Nous sommes loin de sortir de la crise économique et sociale qui, au quotidien, se traduit pour des millions de familles de notre pays par une précarité toujours plus importante. Dans ce contexte difficile, marqué par une allégeance sans cesse plus insupportable du gouvernement au grand patronat (loi travail, licenciements des délégués CGT Air France…), l’affaire du Burkini semble un nouveau leurre. Un leurre bien utile pour détourner l’attention et diviser un peu plus celles et ceux qui subissent les logiques libérales.
Franchement se baigner habillé enlève tout plaisir à la liberté de pouvoir de mouvoir dans l’eau, mais après cela regarde chacun et chacune. En quoi cela entrave ma liberté ? En quoi cela remet en cause le vivre ensemble ou la laïcité ?
L’invocation aux troubles à l’ordre public relève d’une profonde malhonnête intellectuelle. Le même argument était invoqué d’ailleurs -parfois par les mêmes…- pour interdire les seins nus sur les plages il y a 40 ans…
Quant au parallèle quasi-systématique avec le terrorisme, cela relève d’une logique persistante de stigmatisation qui est dangereuse pour notre société.
Aujourd’hui, cette polémique ne fait que conforter les sectaires des différents camps qui vont y voir, une nouvelle fois, une occasion de se radicaliser les uns contre les autres. Et pendant ce temps-là on ne parle pas du reste…
Cette situation arrange une droite en difficulté pour exister face à un gouvernement qui lui a piqué son programme économique, social et sécuritaire. Mais cette situation ouvre surtout un peu plus l’espace au FN qui ne cesse de se nourrir des divisions grandissantes dans le peuple et de la stigmatisation d’une partie de la communauté nationale.

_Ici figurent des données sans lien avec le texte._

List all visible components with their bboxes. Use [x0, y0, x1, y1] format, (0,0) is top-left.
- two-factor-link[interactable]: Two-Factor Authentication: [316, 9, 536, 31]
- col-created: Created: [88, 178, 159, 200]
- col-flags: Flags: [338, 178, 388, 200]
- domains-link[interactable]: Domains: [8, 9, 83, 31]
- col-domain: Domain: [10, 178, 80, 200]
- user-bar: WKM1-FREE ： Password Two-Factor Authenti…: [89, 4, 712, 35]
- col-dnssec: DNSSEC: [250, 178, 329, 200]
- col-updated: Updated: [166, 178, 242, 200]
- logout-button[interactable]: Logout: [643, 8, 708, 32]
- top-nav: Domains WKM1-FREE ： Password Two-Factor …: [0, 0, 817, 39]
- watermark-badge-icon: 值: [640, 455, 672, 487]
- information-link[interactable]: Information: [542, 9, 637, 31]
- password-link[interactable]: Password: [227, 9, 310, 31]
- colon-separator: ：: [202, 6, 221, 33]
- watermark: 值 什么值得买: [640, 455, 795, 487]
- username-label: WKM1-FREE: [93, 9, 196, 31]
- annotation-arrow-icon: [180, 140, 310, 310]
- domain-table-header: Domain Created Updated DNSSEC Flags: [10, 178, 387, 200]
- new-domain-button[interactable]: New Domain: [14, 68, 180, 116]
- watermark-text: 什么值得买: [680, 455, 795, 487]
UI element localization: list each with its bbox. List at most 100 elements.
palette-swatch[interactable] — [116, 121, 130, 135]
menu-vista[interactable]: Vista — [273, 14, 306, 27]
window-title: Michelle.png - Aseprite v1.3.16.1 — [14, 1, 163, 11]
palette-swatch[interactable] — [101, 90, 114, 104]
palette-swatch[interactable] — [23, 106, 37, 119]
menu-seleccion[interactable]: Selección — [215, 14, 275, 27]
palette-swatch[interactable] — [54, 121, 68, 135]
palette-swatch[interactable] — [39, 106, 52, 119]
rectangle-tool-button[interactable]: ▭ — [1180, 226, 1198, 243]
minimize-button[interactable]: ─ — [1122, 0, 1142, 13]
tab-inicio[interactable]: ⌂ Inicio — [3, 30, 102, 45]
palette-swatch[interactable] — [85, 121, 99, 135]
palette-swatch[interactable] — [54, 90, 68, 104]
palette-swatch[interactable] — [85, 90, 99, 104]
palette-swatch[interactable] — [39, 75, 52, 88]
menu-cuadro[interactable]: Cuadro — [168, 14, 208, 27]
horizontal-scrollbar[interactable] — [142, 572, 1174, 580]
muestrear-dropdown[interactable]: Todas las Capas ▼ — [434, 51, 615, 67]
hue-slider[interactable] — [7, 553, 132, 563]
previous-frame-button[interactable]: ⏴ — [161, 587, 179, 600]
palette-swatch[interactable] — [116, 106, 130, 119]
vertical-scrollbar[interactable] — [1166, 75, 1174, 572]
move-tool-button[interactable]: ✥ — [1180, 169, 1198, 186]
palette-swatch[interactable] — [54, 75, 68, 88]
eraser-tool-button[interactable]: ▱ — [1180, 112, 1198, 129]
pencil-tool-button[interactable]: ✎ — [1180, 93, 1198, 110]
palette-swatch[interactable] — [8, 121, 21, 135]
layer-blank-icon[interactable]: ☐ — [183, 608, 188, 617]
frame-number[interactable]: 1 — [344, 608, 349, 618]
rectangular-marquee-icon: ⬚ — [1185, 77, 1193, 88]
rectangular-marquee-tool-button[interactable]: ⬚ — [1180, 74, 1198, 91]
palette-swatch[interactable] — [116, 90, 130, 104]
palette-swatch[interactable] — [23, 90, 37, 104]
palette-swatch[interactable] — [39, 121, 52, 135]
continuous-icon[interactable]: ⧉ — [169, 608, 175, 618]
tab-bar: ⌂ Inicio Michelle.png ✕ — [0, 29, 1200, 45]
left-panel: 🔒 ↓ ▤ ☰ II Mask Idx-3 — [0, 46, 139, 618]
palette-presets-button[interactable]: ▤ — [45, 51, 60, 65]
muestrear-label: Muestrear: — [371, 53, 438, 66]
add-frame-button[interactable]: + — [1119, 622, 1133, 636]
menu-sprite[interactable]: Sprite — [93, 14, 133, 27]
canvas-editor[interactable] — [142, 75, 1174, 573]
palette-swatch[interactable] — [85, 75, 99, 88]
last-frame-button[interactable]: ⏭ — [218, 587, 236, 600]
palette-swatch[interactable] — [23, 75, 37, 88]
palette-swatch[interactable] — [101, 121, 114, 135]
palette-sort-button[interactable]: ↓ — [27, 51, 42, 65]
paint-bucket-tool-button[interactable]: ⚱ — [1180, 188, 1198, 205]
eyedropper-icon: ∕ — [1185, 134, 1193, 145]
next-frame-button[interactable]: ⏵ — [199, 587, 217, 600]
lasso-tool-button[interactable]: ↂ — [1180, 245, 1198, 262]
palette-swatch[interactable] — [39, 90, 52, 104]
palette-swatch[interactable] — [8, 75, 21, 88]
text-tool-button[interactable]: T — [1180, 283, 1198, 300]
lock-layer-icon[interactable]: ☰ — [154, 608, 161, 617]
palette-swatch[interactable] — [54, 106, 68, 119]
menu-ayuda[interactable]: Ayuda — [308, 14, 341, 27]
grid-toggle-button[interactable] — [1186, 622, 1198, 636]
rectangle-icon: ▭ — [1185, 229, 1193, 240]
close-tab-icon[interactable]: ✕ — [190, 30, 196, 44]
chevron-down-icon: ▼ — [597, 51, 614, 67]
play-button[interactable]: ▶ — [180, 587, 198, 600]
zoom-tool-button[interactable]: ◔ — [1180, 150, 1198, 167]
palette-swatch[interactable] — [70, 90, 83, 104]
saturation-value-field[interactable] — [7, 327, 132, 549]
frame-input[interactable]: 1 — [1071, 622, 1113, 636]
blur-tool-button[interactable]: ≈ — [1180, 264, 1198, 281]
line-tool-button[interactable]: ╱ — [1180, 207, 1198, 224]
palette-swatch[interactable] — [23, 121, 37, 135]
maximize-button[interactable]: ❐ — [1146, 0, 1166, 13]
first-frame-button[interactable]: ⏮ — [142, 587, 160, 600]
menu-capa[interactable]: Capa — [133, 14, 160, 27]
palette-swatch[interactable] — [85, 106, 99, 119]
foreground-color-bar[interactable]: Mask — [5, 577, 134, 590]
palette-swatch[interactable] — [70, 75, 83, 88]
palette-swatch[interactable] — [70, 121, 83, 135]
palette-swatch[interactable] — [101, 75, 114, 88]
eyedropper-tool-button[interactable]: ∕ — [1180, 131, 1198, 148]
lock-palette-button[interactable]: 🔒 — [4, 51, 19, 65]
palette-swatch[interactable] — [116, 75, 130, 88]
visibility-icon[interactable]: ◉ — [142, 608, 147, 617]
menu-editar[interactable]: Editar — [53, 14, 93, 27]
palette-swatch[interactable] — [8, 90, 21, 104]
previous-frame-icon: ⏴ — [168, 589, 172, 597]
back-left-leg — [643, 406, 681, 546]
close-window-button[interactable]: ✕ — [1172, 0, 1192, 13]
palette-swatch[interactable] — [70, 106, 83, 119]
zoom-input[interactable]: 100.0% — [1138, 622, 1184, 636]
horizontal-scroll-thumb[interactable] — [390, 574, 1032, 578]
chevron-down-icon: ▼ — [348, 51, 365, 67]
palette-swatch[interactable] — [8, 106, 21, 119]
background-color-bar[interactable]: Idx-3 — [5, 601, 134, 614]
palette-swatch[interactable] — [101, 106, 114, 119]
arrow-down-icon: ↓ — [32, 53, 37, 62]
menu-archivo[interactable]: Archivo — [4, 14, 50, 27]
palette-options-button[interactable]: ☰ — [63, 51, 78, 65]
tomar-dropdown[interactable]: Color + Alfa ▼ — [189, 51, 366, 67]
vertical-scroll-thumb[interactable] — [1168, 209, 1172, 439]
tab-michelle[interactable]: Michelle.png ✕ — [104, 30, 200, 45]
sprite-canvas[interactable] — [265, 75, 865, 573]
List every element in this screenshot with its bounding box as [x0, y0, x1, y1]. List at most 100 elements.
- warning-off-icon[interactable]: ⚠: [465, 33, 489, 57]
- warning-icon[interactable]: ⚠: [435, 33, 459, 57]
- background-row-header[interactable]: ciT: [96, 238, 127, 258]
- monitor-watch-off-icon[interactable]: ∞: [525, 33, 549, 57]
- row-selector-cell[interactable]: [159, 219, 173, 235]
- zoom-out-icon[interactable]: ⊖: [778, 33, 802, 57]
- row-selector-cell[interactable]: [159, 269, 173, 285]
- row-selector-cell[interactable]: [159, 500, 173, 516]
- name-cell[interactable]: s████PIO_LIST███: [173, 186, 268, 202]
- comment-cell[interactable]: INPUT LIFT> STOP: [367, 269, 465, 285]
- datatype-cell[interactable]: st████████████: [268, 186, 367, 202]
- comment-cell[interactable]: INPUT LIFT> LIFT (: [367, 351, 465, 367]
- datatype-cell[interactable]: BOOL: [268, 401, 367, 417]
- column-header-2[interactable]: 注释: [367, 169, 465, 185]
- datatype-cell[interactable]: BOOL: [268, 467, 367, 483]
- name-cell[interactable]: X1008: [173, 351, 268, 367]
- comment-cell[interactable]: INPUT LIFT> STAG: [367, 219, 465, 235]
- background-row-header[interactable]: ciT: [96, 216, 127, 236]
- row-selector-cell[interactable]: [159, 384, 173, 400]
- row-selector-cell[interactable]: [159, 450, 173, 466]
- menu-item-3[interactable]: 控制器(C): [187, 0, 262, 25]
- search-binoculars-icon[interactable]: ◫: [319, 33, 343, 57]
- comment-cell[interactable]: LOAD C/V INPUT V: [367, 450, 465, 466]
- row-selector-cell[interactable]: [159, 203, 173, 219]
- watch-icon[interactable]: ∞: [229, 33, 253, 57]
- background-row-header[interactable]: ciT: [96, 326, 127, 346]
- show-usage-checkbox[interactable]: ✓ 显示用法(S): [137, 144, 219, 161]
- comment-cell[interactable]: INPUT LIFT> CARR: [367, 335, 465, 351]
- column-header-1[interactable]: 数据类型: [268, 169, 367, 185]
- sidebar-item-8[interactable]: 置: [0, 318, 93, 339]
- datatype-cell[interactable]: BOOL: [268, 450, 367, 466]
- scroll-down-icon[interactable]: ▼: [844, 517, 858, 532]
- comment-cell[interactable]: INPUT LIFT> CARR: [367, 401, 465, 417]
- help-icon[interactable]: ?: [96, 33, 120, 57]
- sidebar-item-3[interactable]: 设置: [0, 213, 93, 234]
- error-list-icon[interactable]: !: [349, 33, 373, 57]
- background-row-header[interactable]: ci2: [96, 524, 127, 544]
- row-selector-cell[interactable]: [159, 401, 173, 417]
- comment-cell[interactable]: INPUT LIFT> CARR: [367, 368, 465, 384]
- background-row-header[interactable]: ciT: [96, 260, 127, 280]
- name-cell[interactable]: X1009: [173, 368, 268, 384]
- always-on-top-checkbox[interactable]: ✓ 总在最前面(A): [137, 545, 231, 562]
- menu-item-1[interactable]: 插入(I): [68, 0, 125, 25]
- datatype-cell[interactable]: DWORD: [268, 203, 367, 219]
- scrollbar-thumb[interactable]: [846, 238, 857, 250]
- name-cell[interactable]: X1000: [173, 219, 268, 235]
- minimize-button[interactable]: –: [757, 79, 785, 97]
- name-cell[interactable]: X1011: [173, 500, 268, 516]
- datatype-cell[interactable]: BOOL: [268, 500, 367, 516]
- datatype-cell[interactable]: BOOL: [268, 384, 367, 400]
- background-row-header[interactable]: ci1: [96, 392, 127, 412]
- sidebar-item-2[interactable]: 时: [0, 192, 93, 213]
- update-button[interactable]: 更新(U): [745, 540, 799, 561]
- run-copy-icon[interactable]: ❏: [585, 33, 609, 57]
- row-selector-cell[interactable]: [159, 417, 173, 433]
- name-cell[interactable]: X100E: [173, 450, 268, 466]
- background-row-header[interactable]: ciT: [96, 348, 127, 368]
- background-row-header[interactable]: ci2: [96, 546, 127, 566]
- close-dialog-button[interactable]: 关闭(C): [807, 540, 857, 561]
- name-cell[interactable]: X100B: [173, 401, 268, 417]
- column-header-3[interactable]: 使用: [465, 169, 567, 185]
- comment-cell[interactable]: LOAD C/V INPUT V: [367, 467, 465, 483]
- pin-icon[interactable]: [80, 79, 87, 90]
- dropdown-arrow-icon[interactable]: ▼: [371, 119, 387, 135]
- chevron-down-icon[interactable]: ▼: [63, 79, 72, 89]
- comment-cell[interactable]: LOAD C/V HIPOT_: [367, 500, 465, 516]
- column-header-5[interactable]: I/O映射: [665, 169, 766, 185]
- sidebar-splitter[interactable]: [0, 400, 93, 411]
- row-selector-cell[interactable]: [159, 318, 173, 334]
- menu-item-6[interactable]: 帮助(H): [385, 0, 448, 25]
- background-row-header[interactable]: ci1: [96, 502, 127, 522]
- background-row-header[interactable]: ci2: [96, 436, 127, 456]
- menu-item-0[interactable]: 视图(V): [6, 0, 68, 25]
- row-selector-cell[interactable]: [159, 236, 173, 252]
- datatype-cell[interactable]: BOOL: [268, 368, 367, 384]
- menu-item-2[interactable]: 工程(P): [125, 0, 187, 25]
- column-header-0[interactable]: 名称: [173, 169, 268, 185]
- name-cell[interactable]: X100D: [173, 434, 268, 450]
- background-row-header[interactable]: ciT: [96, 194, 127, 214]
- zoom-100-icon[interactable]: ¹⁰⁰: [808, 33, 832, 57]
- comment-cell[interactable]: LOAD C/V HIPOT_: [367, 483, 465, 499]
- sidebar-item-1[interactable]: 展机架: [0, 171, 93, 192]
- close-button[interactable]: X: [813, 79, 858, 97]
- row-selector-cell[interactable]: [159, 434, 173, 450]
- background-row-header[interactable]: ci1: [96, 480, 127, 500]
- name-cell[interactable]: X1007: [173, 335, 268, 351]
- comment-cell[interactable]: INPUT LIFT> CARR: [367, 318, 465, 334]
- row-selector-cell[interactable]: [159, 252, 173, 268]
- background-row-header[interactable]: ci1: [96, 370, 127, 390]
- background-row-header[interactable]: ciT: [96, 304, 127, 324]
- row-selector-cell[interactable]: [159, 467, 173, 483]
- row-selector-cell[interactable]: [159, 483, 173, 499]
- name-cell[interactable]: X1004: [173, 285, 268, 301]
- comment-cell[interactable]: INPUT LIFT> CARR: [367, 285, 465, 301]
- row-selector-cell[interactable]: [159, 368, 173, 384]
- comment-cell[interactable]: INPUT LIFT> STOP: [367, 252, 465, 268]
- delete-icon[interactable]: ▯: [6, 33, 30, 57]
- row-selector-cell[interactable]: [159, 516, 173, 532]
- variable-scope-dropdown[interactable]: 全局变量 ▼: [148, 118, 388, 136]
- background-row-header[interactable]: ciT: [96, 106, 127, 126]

Cette affaire du Burkini pose en revanche une vraie question, trop souvent occultée, celui de l’émancipation des femmes. En la matière le cas de Lionnel Luca, digne représentant de l’ultra-droite, est assez significatif. Celui qui n’a eu de cesse de s’opposer à la réforme de l’IVG en 2000, vient de signer pour sa commune de Villeneuve Loubet un arrêté interdisant le burkini, invoquant, entre autre, les droits des femmes… Une argumentation à géométrie variable qui met en évidence qu’en cette période de crise, la remise en cause des droits des femmes et la dégradation de son image est une caractéristique commune de tous les réactionnaires au-delà des convictions religieuses. Des Erdogan, en passant par Trump, sans oublier Le Pen et tous les radicaux religieux, la remise en cause des droits des femmes est une constante. La meilleure manière de porter ce combat c’est de le porter ouvertement, et non pas de l’instrumentaliser dans un combat d’une autre nature, qui est celui du repliement identitaire et des dérives fascisantes.